As stated before, it's quite strange that your class should have so many properties. However, it can sometimes (fairly rarely though) happen. But normally, those properties should have a sort of link together : so you could store them in a hashmap and not a property. Then you just neeed one method as a getter.

Now, it will surely be more resources consuming, true. As for autocompletion, use constants : you'll just type something like :

 $my_class->getFromHashMap($parameter)

And when typing your parameter, you'll use the constant as it's stored in the class : here, the autocomplete should be able to help you.

Upvotes: 0

Gordon
Gordon

Reputation: 316969

But considering a class will have 20 properties

Having this many properties is usually an indicator of misplaced information. Check whether you can group some of those into Classes of their own.

I will have in addition to this add 40 methods.

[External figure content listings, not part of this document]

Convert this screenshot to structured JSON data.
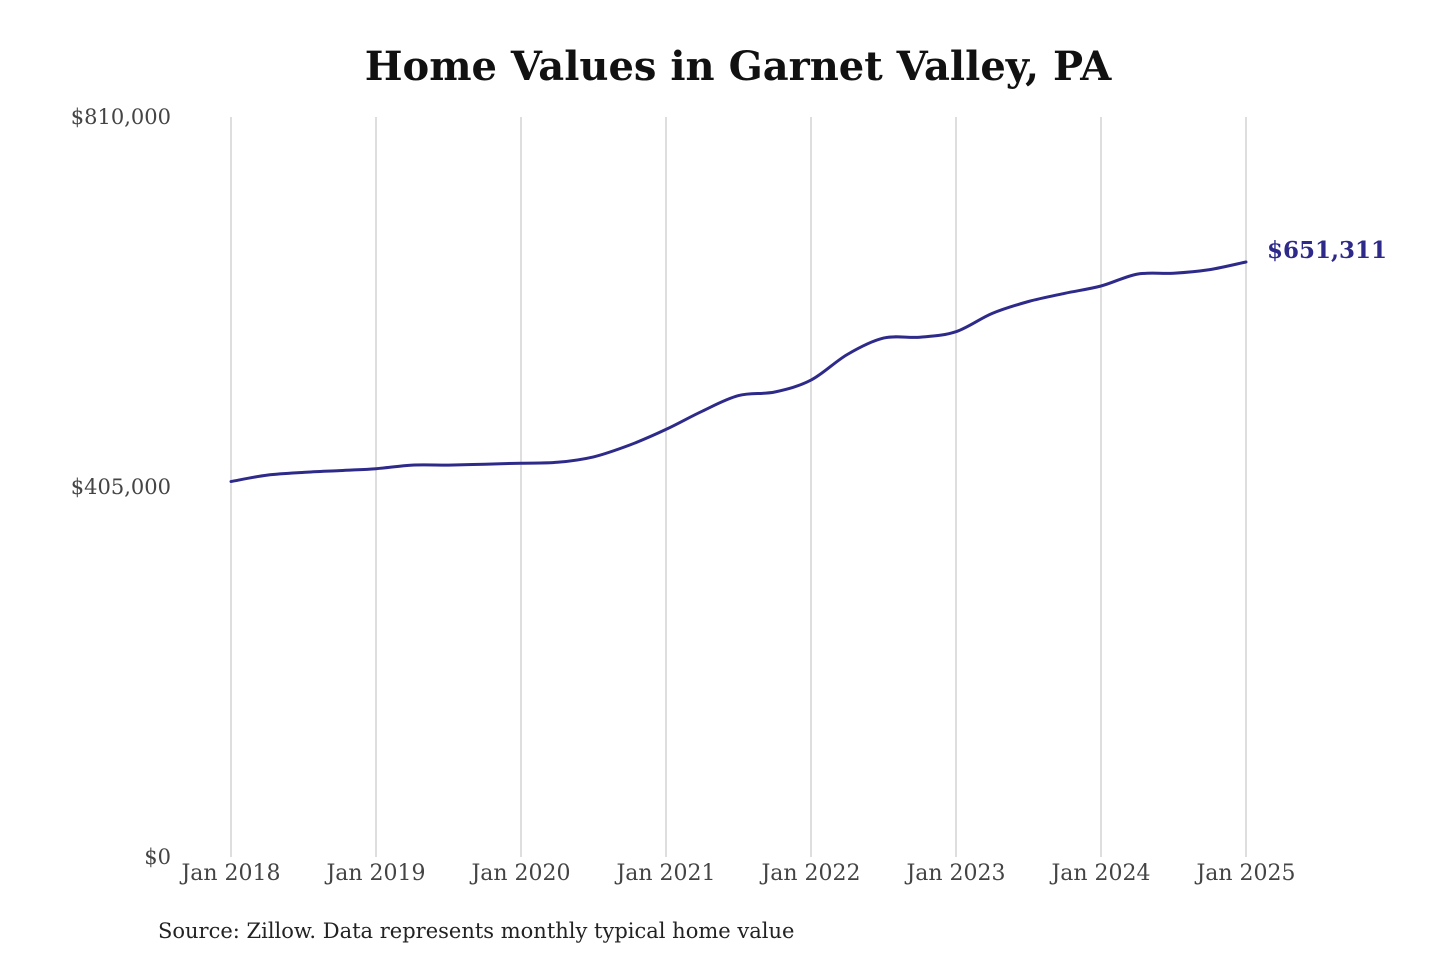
{
  "chart_data": {
    "type": "line",
    "title": "Home Values in Garnet Valley, PA",
    "xlabel": "",
    "ylabel": "",
    "ylim": [
      0,
      810000
    ],
    "y_ticks": [
      "$810,000",
      "$405,000",
      "$0"
    ],
    "y_tick_values": [
      810000,
      405000,
      0
    ],
    "x_ticks": [
      "Jan 2018",
      "Jan 2019",
      "Jan 2020",
      "Jan 2021",
      "Jan 2022",
      "Jan 2023",
      "Jan 2024",
      "Jan 2025"
    ],
    "x_tick_values": [
      2018,
      2019,
      2020,
      2021,
      2022,
      2023,
      2024,
      2025
    ],
    "grid": "vertical",
    "series": [
      {
        "color": "#2e2a8a",
        "x": [
          2018.0,
          2018.25,
          2018.5,
          2018.75,
          2019.0,
          2019.25,
          2019.5,
          2019.75,
          2020.0,
          2020.25,
          2020.5,
          2020.75,
          2021.0,
          2021.25,
          2021.5,
          2021.75,
          2022.0,
          2022.25,
          2022.5,
          2022.75,
          2023.0,
          2023.25,
          2023.5,
          2023.75,
          2024.0,
          2024.25,
          2024.5,
          2024.75,
          2025.0
        ],
        "values": [
          411000,
          418000,
          421000,
          423000,
          425000,
          429000,
          429000,
          430000,
          431000,
          432000,
          438000,
          451000,
          468000,
          488000,
          505000,
          509000,
          522000,
          550000,
          568000,
          569000,
          575000,
          595000,
          608000,
          617000,
          625000,
          638000,
          639000,
          643000,
          651311
        ]
      }
    ],
    "end_label": "$651,311",
    "source": "Source: Zillow. Data represents monthly typical home value"
  }
}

Not at all. Unless these classes are dumb data structs, you dont want any Getters and Setters on them because they break encapsulation. Put methods in the public API with which you tell the objects to do things.

And my concern here is how will this slow down the script and much more memory this will require (remember I am going to have several classes like this).

This is not an issue.

Another solution could be to use magic functions __set, __get but I don't want to, because the code completion in development IDE will not suggest properties which is crucial for me.

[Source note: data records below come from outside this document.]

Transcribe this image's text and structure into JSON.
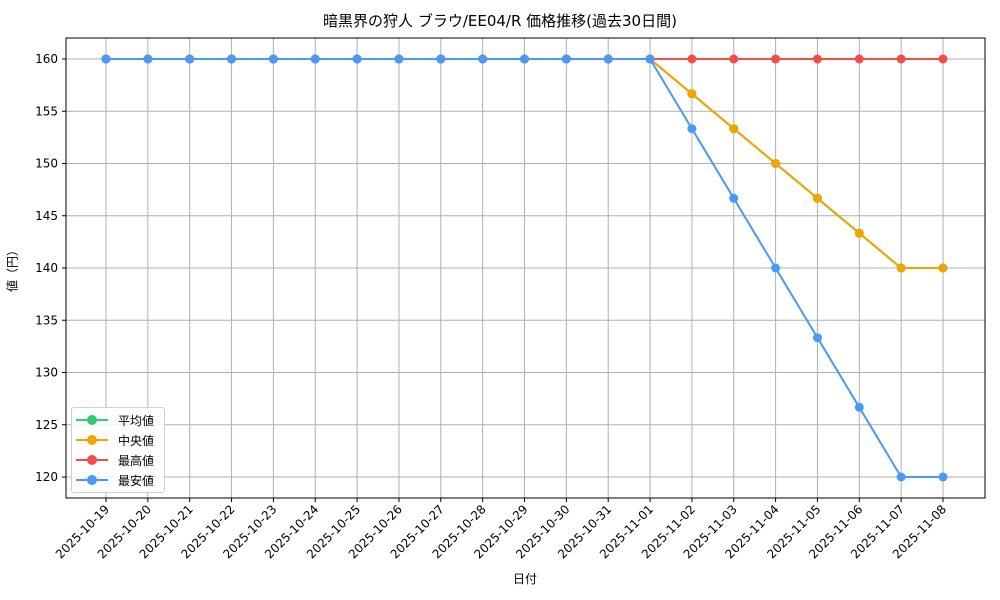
{
  "chart_data": {
    "type": "line",
    "title": "暗黒界の狩人 ブラウ/EE04/R 価格推移(過去30日間)",
    "xlabel": "日付",
    "ylabel": "値（円）",
    "ylim": [
      118,
      162
    ],
    "yticks": [
      120,
      125,
      130,
      135,
      140,
      145,
      150,
      155,
      160
    ],
    "grid": true,
    "legend_position": "lower left",
    "x": [
      "2025-10-19",
      "2025-10-20",
      "2025-10-21",
      "2025-10-22",
      "2025-10-23",
      "2025-10-24",
      "2025-10-25",
      "2025-10-26",
      "2025-10-27",
      "2025-10-28",
      "2025-10-29",
      "2025-10-30",
      "2025-10-31",
      "2025-11-01",
      "2025-11-02",
      "2025-11-03",
      "2025-11-04",
      "2025-11-05",
      "2025-11-06",
      "2025-11-07",
      "2025-11-08"
    ],
    "series": [
      {
        "name": "平均値",
        "color": "#2ecc71",
        "values": [
          160,
          160,
          160,
          160,
          160,
          160,
          160,
          160,
          160,
          160,
          160,
          160,
          160,
          160,
          156.67,
          153.33,
          150,
          146.67,
          143.33,
          140,
          140
        ]
      },
      {
        "name": "中央値",
        "color": "#f0a500",
        "values": [
          160,
          160,
          160,
          160,
          160,
          160,
          160,
          160,
          160,
          160,
          160,
          160,
          160,
          160,
          156.67,
          153.33,
          150,
          146.67,
          143.33,
          140,
          140
        ]
      },
      {
        "name": "最高値",
        "color": "#f44b4b",
        "values": [
          160,
          160,
          160,
          160,
          160,
          160,
          160,
          160,
          160,
          160,
          160,
          160,
          160,
          160,
          160,
          160,
          160,
          160,
          160,
          160,
          160
        ]
      },
      {
        "name": "最安値",
        "color": "#4a9af5",
        "values": [
          160,
          160,
          160,
          160,
          160,
          160,
          160,
          160,
          160,
          160,
          160,
          160,
          160,
          160,
          153.33,
          146.67,
          140,
          133.33,
          126.67,
          120,
          120
        ]
      }
    ]
  }
}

Modern IDEs can autocomplete on magic methods.

However, if you are already concerned about performance at the microlevel, then you dont want magic methods because those are definitely slower.

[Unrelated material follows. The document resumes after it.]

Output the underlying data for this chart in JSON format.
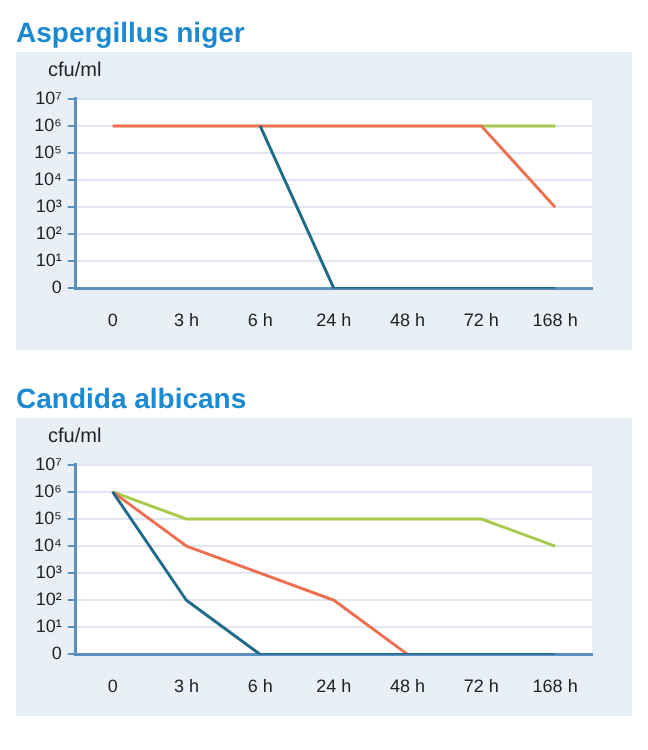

Apart from that, Magic Methods are not substitutes for getters and setters but error handlers that get triggered when an inaccessible property or method was called.

Also, magic methods are unobvious and make for hard to read APIs.

Upvotes: 5

lanzz
lanzz

Reputation: 43168

Simple test shows instances take the same amount of memory, unaffected by the number of methods in a class:

Class with no methods:

class Test1 { }

Class with 20 methods:

class Test2 {

    function test1() { return true; }
    function test2() { return true; }
    function test3() { return true; }
    function test4() { return true; }
    function test5() { return true; }
    function test6() { return true; }
    function test7() { return true; }
    function test8() { return true; }
    function test9() { return true; }
    function test10() { return true; }
    function test11() { return true; }
    function test12() { return true; }
    function test13() { return true; }
    function test14() { return true; }
    function test15() { return true; }
    function test16() { return true; }
    function test17() { return true; }
    function test18() { return true; }
    function test19() { return true; }
    function test20() { return true; }

}

Test loop, same for both tests:

$test = array();
$base = memory_get_usage();
for ($i = 0; $i < 10000; $i++) {
    $test[] = new ClassToBeTested();
}
$used = memory_get_usage() - $base;
print("used: $used\n");

Result for class Test1 (no methods):

used: 3157408

Result for class Test2 (20 methods):

used: 3157408

I've run it in two separate scripts, since running the two tests in a single script apparently exposed some PHP internal allocation, and the second test consumed less memory than the first, no matter which one is first or second.

While you surely take more memory for the actual class definition, apparently this cost is incurred only once per class, not per instance. You don't have to worry about the memory usage.